Come vorremmo capire se le foto di ieri in pieno centro a Palermo, con mega assembramento di persone era un fotomontaggio. O abbiamo perso tutti il senno. Cosa che un normale cittadino potrebbe anche permettersi ma chi è preposto per mandato a mantenere l’ordine e a far rispettare la legge no. Loro non possono permetterselo. Altrimenti siamo in uno stato di anarchia.

 Al di là della incapacità del governo Nazionale nella gestione di questa pandemia e delle opinioni personali circa la gravità di questo virus, una cosa dovrebbe essere chiara a tutti. Questa emergenza sanitaria deve essere affrontata con serietà e prudenza. Perché questo atteggiamento irrispettoso e irresponsabile mette in pericolo tutta la comunità.

Fra 15 giorni aspettiamoci che la Sicilia si tinga di rosso, grazie anche a questi comportamenti. A quel punto si che non basteranno gli aiuti, i sussidi e tutta la buona volontà del mondo per far riprendere l’economia dell’isola, già fortemente provata.

E allora, per l’ennesima volta (e non ci stancheremo di farlo) lanciamo un appello perché ci siano più controlli per le strade della nostra città, anche se necessario il personale impiegato nelle forze dell’ordine. Abbiamo la necessità di avere controlli più serrati.

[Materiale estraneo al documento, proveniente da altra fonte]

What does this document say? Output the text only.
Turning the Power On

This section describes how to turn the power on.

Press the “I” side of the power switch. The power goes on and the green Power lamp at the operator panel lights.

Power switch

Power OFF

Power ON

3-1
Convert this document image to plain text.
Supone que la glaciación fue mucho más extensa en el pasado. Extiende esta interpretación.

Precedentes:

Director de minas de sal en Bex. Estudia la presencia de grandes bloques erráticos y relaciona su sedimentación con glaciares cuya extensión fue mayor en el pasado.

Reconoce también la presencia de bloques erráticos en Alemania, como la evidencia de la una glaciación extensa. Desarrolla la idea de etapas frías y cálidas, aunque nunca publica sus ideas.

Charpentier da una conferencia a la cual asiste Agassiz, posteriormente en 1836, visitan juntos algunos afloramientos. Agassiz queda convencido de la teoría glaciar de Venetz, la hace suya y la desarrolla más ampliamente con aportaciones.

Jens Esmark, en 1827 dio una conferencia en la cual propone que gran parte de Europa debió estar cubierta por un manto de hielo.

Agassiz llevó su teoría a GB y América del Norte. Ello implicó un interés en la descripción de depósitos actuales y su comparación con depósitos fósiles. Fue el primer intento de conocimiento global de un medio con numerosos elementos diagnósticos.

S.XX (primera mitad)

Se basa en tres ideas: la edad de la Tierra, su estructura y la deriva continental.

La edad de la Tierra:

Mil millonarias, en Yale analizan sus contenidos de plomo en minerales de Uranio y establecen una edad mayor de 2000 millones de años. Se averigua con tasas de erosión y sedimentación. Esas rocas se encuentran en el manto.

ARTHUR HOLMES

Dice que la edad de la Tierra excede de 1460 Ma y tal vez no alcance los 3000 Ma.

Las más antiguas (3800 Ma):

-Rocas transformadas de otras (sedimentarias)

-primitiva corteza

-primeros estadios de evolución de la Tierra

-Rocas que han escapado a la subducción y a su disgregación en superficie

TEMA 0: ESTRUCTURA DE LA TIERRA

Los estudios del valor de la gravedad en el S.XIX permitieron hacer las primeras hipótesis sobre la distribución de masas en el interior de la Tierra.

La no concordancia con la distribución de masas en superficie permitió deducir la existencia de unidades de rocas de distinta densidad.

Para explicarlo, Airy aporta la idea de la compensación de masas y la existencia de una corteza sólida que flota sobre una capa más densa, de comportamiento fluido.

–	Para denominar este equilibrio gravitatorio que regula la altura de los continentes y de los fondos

E infine ci rivolgiamo a noi stessi e a tutti i palermitani. Sappiamo che questo periodo non è facile per nessuno. Tutti noi da quasi un anno siamo costretti a fare sacrifici enormi, ma per favore mettetevelo in testa: se non ci responsabilizziamo tutti, non ne usciremo più. Portiamo pazienza e poi potremo fare indigestione di tutto lo street food che vorremo.

E’ il tempo della prudenza e del rispetto questo odierno. Verrà anche il tempo della frittola. E noi speriamo di arrivarci con qualche euro in tasca per potercela comprare.